Joué-lès-Tours

Fermeture du site Tupperware : les réactions des élus

L'annonce de la fermeture du site Tupperware à Joué-lès-Tours fait réagir les élus.

Plusieurs centaines d'emplois supprimés, la fermeture d'un site historique de production d'une grande entreprise... à Joué-lès-Tours, cette histoire on a l'impression de l'avoir déjà vécue... En 2013, c'était Michelin qui supprimait une grande partie de sa production, en 2017 c'est l'entreprise américaine Tupperware qui annonce la fermeture totale de son site jocondien, le seul en France, et ce à l'horizon mars 2018. Un coup dur pour la ville de Joué-lès-Tours, la métropole mais plus largement le bassin d'emploi.

Du côté de la ville de Joué-lès-Tours, Frédéric Augis, le maire LR de la commune, a été informé en fin de matinée de la nouvelle par le directeur du site jocondien. « Je n'ai pour le moment pas beaucoup plus d'informations que ce qui est sorti dans la presse. L'Etat a semble-t-il été prévenu il y a 48 heures, j'ai rendez-vous demain avec l'entreprise » précise-t-il.

Pour le maire de Joué-lès-Tours, si la nouvelle est brutale forcément, elle n'est en revanche pas une surprise : « L'an dernier, j'avais déjà eu des échos sur l'avenir du site de Tupperware, des machines avaient été démontées, des parties de l'usine n'étaient plus utilisées... J'avais rencontré alors le directeur qui se voulait rassurant sans être convaincant. »

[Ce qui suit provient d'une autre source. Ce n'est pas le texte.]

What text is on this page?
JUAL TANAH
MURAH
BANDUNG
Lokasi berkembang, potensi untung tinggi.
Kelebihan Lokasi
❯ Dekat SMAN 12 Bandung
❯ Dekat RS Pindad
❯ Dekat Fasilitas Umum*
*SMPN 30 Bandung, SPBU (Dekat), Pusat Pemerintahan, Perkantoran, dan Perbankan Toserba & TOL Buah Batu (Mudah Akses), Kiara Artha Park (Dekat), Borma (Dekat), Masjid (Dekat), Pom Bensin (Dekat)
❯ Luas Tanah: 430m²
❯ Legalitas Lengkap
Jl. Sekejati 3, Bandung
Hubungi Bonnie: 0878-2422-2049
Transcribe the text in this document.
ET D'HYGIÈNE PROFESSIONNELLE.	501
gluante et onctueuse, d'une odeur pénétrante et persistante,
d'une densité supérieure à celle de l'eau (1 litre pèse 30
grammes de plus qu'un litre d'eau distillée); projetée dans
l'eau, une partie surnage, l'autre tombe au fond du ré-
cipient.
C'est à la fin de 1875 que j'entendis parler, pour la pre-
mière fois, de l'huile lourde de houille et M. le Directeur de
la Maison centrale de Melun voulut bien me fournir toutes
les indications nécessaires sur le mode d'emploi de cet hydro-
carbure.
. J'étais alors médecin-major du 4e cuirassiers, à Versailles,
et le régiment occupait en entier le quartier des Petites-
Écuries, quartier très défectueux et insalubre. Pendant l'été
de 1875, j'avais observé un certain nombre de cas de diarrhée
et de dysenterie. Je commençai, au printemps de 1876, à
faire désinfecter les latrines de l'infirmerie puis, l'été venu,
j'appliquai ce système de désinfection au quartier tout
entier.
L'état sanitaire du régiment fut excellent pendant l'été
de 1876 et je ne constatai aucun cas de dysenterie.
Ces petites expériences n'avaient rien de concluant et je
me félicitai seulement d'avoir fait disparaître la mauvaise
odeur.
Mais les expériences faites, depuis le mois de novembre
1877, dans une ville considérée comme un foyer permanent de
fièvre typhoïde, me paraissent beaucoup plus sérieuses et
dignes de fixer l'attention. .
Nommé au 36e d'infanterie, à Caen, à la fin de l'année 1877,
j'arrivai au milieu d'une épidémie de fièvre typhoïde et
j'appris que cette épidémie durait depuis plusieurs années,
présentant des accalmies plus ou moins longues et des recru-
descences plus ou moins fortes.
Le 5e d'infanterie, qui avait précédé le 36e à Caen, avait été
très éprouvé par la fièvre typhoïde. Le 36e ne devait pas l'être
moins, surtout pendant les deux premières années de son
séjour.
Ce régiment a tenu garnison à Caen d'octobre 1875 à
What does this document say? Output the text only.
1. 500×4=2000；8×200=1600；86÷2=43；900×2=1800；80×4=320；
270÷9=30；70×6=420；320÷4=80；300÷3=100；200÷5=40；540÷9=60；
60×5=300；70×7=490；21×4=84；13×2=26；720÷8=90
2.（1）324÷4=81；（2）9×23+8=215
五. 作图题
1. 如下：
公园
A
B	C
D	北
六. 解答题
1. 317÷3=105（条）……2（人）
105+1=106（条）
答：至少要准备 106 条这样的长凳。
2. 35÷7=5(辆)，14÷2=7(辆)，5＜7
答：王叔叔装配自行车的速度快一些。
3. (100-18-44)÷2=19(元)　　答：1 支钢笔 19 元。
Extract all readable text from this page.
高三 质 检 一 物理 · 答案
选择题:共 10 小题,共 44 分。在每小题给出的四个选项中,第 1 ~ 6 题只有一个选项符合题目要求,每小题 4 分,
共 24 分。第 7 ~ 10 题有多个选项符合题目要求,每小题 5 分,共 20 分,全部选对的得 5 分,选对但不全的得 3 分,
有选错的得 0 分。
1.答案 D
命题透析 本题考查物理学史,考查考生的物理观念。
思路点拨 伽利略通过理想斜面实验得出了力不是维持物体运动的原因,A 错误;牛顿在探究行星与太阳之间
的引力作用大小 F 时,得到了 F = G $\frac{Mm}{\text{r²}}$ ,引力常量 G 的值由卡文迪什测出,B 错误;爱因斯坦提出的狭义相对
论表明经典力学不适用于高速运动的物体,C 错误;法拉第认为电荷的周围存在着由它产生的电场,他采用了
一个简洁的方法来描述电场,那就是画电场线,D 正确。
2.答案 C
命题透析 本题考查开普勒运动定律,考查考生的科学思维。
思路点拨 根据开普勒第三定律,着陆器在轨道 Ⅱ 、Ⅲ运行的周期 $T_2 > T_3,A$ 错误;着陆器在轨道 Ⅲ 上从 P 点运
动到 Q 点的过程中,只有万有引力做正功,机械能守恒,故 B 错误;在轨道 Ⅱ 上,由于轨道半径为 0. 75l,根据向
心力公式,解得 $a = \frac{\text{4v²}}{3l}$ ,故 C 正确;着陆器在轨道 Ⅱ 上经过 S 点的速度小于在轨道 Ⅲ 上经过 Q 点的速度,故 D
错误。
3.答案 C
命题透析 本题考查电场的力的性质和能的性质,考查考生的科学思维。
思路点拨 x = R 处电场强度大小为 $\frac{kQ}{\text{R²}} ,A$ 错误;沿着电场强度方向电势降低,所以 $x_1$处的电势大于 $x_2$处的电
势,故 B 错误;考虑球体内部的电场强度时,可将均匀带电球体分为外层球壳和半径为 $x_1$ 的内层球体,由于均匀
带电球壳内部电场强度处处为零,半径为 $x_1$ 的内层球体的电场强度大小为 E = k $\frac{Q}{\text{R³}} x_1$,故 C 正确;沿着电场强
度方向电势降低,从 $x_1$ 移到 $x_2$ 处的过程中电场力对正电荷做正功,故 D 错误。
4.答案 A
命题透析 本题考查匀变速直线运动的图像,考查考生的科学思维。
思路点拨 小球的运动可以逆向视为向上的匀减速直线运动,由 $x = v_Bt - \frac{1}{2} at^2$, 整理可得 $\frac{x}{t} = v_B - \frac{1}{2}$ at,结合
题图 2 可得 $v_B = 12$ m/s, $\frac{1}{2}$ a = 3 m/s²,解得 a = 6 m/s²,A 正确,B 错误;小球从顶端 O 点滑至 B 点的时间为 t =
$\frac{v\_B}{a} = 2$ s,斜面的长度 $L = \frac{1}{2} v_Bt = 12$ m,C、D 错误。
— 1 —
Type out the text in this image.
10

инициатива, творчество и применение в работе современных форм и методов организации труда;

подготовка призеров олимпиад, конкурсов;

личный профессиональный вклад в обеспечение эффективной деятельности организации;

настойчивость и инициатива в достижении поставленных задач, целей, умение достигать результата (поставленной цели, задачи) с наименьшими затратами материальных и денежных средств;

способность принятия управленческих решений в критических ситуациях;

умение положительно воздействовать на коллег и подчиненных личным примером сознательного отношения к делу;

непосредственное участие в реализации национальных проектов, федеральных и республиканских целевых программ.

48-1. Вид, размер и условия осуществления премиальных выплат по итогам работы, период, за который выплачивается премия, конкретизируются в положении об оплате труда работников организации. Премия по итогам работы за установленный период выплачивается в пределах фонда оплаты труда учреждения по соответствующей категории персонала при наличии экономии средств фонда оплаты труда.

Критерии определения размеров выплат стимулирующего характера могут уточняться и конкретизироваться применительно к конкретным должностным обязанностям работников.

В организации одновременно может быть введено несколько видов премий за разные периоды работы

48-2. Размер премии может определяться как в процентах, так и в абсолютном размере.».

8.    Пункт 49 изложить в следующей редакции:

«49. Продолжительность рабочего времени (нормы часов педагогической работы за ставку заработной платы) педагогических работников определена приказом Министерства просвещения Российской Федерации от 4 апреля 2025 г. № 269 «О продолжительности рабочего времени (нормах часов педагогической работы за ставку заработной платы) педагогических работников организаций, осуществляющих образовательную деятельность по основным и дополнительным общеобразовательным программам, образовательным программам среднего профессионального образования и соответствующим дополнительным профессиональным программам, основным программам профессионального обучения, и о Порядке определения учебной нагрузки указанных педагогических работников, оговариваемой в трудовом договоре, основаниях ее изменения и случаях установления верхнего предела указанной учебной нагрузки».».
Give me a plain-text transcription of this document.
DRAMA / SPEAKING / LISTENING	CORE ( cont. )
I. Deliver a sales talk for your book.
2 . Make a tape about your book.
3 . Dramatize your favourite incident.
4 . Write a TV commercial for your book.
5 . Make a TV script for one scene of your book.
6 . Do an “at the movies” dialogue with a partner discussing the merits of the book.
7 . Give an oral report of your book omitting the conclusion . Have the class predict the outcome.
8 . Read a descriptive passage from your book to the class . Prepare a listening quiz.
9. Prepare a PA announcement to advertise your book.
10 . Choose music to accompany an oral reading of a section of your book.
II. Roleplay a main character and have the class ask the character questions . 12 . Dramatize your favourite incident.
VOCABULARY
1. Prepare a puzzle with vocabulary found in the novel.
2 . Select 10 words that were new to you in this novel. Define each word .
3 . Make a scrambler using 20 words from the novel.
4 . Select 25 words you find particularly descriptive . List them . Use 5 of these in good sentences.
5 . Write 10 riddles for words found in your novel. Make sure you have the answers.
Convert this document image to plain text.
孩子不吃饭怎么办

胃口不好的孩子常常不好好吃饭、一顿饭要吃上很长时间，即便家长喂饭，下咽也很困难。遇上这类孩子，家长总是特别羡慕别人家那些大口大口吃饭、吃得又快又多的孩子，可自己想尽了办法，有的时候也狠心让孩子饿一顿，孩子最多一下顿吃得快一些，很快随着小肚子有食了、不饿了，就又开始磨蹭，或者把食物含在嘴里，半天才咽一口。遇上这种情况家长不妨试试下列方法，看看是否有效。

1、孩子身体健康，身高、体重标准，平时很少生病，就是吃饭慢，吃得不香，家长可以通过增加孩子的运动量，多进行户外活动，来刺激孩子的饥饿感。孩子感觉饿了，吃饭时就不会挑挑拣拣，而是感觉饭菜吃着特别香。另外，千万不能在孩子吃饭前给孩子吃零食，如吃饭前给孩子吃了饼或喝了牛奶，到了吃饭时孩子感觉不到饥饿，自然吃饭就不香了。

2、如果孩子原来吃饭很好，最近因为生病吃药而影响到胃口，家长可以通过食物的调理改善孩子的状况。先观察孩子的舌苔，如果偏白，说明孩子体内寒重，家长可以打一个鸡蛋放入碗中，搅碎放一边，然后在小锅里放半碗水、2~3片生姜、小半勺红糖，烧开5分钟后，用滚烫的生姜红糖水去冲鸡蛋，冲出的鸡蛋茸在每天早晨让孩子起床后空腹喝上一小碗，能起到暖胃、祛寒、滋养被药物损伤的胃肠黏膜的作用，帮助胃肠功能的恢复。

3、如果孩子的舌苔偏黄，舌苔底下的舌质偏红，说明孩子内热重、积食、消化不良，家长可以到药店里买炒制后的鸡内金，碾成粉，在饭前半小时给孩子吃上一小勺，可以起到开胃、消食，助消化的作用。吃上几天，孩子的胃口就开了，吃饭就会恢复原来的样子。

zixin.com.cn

Et l'élu de penser aux employés et à leurs familles : « je suis attristé pour les familles touchées. Nous allons être extrêmement vigilants au plan de revitalisation qui est obligatoire dans ces cas et nous allons surtout être attentifs à la situation des employés et de leurs familles. Nous allons nous battre pour eux ». A noter qu'à l'usine de Joué-lès-Tours, l'âge moyen des employés s'élève à 51 ans.

Du côté de l'opposition municipale, l'élu socialiste Mohamed Moulay évoque « un projet brutal et des conséquences lourdes pour le territoire […] et une catastrophe sociale et humaine ».

« Cette décision est faite sans concertation avec les collectivités locales » exprime Mohamed Moulay qui demande à l'entreprise à ce qu'une « alternative soit trouvée ». Son collègue Vincent Tison demande au groupe de revoir sa position : « c'est un électrochoc social qui nous touche tous. Chacun de nous connait le savoir-faire des ouvriers, techniciens et cadres et la qualité de leur production. Ils doivent en être fiers. Ce n'est pas à eux de payer les erreurs de gestion, de production ou de commercialisation d'une entreprise aux résultats financiers positifs. »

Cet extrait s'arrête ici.